The widow of slain Saudi journalist Jamal Khashoggi called on Crown Prince Mohammed bin Salman (MBS) to apologize in person on Tuesday (November 18th) after he called the 2018 killing a “huge mistake” during a meeting with US President Donald Trump at the White House.
“The crown prince said he was sorry, so he should meet me, apologize and compensate me for my husband’s murder,” Hanan Elatr Khashoggi wrote on X.
MBS calls killings ‘painful’ and ‘huge mistake’
During his first visit to the White House in seven years, MBS said Saudi Arabia had “taken all the right steps” to investigate Khashoggi’s death.
“It’s painful and it’s a huge mistake,” the crown prince said, adding that the kingdom was “doing everything we can to make sure it doesn’t happen again.”
The journalist, Washington Post columnist and outspoken critic of the Saudi leadership, was killed at the Saudi consulate in Istanbul by Saudi agents.
Trump defends MBS
President Donald Trump denied US intelligence assessments that the crown prince likely approved the killing, instead offering to defend MBS.
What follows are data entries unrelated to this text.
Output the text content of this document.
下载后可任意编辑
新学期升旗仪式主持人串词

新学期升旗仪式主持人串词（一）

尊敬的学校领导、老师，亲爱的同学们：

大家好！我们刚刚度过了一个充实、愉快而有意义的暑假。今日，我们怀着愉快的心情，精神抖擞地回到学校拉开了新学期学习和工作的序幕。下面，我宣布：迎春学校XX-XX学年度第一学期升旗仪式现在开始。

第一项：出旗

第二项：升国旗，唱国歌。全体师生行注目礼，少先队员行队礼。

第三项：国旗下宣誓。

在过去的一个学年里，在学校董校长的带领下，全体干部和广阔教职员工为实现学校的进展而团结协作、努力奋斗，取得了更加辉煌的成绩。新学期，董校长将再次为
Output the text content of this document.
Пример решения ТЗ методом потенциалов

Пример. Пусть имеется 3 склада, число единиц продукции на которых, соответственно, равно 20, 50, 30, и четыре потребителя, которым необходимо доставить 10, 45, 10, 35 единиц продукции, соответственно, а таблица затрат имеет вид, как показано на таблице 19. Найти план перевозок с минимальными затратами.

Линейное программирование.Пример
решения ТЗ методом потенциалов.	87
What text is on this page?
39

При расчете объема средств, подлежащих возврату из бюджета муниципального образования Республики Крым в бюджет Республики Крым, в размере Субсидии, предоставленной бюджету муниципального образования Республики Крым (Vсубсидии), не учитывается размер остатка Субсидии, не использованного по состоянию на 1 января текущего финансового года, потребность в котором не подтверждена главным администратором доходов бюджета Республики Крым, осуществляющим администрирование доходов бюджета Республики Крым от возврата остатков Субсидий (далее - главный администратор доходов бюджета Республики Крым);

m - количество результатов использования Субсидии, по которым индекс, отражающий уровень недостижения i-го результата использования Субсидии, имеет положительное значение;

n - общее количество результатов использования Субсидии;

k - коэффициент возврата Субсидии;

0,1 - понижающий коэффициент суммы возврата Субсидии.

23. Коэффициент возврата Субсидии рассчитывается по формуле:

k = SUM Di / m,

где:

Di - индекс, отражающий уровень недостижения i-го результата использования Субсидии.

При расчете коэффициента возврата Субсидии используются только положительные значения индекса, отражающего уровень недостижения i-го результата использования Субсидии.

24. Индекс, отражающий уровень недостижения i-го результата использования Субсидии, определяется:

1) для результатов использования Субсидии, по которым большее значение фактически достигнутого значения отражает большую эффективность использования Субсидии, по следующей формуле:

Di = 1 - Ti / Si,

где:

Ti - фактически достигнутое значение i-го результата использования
“Whether you like him or not, things happen,” Trump told reporters, insisting he “knew nothing about it.”
He went further to describe Khashoggi as “extremely controversial”, saying: “A lot of people didn’t like the gentleman you’re talking about… but he (the prince) didn’t know anything about it.”
Trump praises MBS’s human rights record
Despite worldwide condemnation of the killing, Trump praised the crown prince’s leadership and his rights.
“We have an extremely respected man in the Oval Office today … a very good friend of mine,” Trump said.
“I’m very proud of the work he’s done. What he’s done is incredible in terms of human rights and everything else.”
US intelligence had previously implicated the crown prince
Declassified US intelligence findings released in 2021 concluded that MBS likely approved the operation targeting Khashoggi. The Trump administration refused to release the findings during Trump’s first term.
Khashoggi’s murder threw US-Saudi relations into disarray, and the operation was widely condemned as a state-sanctioned killing of a dissident.